EU Summit- Climate Change Special

At the EU Summit in Brussels last week, leaders from across the European Union convened to discuss matters of importance for the progression of the European Union, and to the benefit of the world as a whole. One of the main issues on the agenda was Climate Change, and the struggle to reach an agreement about this vital matter will be the main focus for this edition of The Green Issue.

The Swedish Prime Minister, Fredrick Reinfeldt, urged EU leaders to agree to a fixed amount of money that should be spent in order to help poorer countries to combat global warming. It is hoped that, by pledging a fixed sum, the EU can then urge other countries, such as the US and Japan, to also make significant financial pledges in the bid to fight climate change. The decision on the climate change pledge needed to be made ahead of the UN conference in Copenhagen in December; it is here that the EU will make their financial pledge and hope that other nations follow.

The issue of how much money should be pledged towards this fund quickly, however, became a wrangle as nine poorer EU countries battled against inclusion in the policy. This coalition of nine European nations was threatening to block the deal unless the richer EU nations were made to pay more. It does seem somewhat nonsensical that EU countries such as Bulgaria and Latvia are considerably poorer than, for example, Brazil, yet they would still be expected to pledge financial assistance to help Brazil adjust to climate change.

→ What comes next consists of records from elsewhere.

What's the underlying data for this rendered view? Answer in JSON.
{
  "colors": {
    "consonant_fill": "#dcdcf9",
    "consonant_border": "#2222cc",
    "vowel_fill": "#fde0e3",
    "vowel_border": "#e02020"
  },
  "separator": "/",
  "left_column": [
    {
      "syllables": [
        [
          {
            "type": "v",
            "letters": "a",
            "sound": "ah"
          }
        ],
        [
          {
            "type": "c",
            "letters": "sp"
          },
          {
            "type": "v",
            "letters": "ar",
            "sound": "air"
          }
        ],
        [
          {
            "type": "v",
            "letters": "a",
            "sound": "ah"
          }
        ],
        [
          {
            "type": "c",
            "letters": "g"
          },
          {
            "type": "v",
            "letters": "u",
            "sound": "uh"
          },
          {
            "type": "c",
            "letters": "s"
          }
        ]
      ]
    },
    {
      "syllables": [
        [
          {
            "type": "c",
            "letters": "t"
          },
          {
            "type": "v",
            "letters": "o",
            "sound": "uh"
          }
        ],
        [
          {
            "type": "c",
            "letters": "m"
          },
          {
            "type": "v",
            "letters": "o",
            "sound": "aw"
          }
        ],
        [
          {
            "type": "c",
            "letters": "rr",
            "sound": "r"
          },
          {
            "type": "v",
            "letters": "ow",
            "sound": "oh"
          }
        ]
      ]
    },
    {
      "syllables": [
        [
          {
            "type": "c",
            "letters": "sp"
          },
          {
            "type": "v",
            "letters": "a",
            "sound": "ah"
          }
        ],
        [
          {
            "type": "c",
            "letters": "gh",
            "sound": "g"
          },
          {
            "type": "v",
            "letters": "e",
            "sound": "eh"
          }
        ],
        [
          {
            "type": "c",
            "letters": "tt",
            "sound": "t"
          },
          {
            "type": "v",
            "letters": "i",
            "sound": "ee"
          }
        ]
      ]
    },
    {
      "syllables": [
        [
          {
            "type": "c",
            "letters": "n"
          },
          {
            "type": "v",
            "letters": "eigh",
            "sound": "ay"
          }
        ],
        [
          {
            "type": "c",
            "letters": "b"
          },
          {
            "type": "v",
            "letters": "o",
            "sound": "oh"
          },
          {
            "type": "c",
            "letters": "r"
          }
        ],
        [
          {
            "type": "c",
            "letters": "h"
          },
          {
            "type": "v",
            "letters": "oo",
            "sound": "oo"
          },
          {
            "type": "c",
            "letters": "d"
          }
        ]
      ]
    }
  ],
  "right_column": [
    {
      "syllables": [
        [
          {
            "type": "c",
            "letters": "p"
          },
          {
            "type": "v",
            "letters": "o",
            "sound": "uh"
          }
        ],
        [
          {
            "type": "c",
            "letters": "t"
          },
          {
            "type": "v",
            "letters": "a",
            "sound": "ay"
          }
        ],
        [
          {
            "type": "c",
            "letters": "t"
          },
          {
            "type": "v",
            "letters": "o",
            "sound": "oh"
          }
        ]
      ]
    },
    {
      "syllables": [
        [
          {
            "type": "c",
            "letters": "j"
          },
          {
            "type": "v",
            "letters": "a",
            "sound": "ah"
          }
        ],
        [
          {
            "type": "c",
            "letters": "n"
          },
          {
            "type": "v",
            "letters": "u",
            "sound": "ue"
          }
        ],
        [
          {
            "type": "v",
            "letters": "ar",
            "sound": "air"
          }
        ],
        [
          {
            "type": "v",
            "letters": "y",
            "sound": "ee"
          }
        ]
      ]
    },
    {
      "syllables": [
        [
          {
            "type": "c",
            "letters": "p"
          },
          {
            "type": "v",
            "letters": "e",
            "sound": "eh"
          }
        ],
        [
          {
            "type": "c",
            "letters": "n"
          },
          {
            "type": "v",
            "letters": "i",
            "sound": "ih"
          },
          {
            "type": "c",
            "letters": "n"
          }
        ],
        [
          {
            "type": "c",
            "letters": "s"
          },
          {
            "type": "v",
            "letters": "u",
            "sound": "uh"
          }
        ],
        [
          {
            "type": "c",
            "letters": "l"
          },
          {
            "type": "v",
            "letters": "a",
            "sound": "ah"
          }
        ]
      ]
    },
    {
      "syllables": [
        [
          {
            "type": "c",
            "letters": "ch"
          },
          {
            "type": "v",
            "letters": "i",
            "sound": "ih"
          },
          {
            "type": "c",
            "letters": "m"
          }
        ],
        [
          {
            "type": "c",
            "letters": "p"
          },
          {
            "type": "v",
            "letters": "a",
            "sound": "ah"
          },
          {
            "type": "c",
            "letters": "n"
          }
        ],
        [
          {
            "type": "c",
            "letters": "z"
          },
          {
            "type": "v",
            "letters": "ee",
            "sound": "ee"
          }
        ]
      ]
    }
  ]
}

These, mostly Eastern European, countries maintain that each country should be allowed to contribute according to their means and ability to pay, not in direct correlation to how much pollution they create; after all, the deal itself is designed to help poorer countries to adjust to climate change, why should this just be true for non-EU states?

If the money pledged is to help poorer countries to come to terms with the effect climate change has on commerce and their economy surely EU members have no less right to this aid than those countries not in the European Union.

The draft of the proposal appears to recognise the coalitions’ concerns, maintaining that EU contributions for developing countries should take in to account the ability of EU member states to pay using an “internal adjustment mechanism”. It is not clear, however, if ability to pay or CO2 emissions will be more heavily weighted in the equation.

The EU is committed to cutting carbon emissions by 20% by 2020 and says that if other countries join them that this figure could rise to up to 30%. Both EU leaders and the European Commission agree that a realistic figure that should be pledged in order to help poor countries fight climate change is in the region of 100 billion Euros by 2020; made up of EU nations paying 15 billion Euros a year to developing nations, from 2013.

There is no doubt that the EU is more committed than ever to help fight climate change, but it is necessary for the richer nations to not alienate the poorer states within the EU; otherwise any such motions could be blocked and never get off the ground. It is definitely the case that the issue of climate change needs to gain momentum ahead of the UN conference in Copenhagen and by laying such a pledge on the table, the EU could just be the ones to push this issue forward.